The mayor and her council members agreed and the IPOPCORM project started.
- A community-based peer education program counseled couples on how to best plan their families.
- A community-based commodity distribution program supported and encouraged access to family planning
and reproductive health supplies at affordable prices.
- A microcredit program was started to help community members, particularly fisher-families, identify
alternative livelihoods and access small loans as a means to increase non-sea income.
- After considerable education and community organizing, the project won the approval of the people of
Panas to establish the MPA. The Marine Sanctuary Management Team, an advisory body made up of
local officials and villagers, was established to manage the MPA and trained on basic coral and fisheries
health monitoring approaches.
Mr.
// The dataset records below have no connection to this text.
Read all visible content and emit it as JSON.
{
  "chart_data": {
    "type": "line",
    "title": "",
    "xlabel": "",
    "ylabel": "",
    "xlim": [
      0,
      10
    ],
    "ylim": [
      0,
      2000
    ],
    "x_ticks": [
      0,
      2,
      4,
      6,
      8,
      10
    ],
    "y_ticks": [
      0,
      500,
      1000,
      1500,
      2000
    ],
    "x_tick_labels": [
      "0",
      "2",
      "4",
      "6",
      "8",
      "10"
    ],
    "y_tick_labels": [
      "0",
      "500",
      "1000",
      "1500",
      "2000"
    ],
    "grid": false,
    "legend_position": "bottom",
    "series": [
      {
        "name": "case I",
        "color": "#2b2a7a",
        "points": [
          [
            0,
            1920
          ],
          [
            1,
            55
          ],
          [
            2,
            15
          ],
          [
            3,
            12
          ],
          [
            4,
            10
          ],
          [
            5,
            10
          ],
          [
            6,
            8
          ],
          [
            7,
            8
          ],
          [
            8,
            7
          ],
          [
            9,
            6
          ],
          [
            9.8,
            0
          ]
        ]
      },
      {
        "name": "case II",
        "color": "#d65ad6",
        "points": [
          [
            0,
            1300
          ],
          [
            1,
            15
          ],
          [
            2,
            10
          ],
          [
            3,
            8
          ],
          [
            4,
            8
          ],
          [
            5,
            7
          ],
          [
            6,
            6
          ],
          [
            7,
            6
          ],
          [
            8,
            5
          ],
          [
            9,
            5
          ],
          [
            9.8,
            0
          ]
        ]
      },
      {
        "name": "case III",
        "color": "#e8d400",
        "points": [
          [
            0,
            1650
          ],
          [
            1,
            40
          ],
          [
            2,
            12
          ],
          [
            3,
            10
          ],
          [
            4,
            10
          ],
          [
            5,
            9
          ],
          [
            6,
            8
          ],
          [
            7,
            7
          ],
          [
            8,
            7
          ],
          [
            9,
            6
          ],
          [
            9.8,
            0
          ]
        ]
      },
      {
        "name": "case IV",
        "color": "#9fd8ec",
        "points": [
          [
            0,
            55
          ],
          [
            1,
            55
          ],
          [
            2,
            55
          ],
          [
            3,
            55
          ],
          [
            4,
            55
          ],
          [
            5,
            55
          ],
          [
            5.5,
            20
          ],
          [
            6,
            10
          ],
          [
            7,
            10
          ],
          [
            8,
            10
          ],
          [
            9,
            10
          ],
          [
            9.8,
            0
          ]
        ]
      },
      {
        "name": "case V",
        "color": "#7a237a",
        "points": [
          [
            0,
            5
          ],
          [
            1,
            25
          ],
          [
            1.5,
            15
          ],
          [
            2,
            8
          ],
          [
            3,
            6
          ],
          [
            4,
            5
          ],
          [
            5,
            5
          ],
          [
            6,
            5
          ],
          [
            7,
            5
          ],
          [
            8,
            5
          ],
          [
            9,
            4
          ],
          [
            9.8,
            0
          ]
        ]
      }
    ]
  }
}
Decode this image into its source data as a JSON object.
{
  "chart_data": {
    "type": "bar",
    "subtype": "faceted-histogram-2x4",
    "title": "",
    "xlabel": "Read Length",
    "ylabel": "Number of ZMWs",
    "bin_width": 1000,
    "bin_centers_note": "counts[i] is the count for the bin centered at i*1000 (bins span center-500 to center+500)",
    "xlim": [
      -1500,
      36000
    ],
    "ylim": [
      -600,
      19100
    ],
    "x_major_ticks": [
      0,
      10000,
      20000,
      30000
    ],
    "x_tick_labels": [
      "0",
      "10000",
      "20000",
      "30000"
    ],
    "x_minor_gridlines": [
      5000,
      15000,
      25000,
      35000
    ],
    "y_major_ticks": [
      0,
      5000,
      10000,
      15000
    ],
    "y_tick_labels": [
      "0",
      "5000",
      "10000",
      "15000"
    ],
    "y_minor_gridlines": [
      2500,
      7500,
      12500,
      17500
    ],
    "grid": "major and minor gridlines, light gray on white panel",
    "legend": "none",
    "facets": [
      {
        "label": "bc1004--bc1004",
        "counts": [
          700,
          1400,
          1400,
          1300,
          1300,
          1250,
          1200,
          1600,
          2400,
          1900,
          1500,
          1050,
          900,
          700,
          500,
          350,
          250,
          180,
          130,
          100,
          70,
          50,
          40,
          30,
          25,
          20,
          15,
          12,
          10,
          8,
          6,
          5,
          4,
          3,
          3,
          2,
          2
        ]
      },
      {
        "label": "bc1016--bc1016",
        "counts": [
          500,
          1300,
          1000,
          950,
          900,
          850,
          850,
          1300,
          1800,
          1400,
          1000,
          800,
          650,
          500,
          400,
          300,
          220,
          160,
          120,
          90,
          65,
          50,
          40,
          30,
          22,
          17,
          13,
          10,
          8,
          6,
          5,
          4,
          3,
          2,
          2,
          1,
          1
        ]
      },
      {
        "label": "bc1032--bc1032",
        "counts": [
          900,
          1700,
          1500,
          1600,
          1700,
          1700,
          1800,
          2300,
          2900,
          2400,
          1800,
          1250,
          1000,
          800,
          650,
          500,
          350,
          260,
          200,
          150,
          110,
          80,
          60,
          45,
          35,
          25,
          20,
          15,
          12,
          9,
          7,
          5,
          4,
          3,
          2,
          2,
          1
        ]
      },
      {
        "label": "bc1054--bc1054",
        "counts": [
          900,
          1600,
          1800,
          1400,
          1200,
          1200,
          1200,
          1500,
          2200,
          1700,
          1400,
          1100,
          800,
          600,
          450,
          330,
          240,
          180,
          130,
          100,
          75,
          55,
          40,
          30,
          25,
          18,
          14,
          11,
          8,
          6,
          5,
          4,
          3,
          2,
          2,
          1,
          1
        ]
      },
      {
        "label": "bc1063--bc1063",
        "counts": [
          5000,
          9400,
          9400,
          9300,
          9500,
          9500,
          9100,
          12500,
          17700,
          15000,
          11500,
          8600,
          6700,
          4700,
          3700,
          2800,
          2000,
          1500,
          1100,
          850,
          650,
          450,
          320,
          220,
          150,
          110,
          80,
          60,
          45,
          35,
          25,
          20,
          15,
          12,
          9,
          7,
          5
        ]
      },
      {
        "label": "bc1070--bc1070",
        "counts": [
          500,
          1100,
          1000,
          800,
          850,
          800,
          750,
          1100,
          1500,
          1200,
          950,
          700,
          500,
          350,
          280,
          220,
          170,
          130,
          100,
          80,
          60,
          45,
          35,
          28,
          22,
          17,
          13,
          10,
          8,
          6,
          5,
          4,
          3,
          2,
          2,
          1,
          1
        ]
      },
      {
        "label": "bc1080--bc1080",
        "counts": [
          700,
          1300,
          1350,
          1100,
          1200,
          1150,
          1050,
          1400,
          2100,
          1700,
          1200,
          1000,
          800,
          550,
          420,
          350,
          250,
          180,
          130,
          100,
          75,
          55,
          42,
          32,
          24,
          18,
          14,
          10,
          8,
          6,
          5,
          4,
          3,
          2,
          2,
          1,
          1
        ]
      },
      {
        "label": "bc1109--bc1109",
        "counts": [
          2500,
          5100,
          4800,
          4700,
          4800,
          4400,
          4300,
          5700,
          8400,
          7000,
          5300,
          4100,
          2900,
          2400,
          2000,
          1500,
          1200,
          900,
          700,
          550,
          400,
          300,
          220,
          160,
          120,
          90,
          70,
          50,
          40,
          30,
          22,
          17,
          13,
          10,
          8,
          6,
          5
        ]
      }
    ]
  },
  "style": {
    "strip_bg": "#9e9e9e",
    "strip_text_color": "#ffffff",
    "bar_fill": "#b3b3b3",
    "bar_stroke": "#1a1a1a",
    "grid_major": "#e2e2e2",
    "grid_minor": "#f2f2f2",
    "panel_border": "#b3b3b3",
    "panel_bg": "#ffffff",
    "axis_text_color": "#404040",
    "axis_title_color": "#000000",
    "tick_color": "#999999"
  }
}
Candelario Piloton is now the Vice-Chairperson of the Marine Sanctuary Management Team and member
of the MPA monitoring team. He is convinced that the sea will continue to provide affordable and sustainable
food for his family, with the help of the MPA. As a trained male peer educator, he is confident promoting and
advocating male involvement in family planning among his friends and colleagues. His wife Susana decided
to have a bilateral tubal ligation after bearing her last child and is happy to talk to her friends and neighbors
about the procedure. Candelario and Susana are effective advocates and role models for the importance of
taking a holistic view to their community’s health and well-being. They both believe that the cycle of food
insecurity and poverty in coastal communities can be overcome if there is full participation of the people in
the management of their own coastal resources and the accessibility of voluntary family planning information
and services.
Based on a case study written by Leonila N. Ampusta, a community volunteer for PROCESS Bohol, a local NGO partner to PATH
Foundation Philippines (PFPI), 2006. PFPI and local partner PROCESS Bohol implemented the Integrated Population and Coastal
Resource Management (IPOPCORM) Project in Bohol, 2001–2008.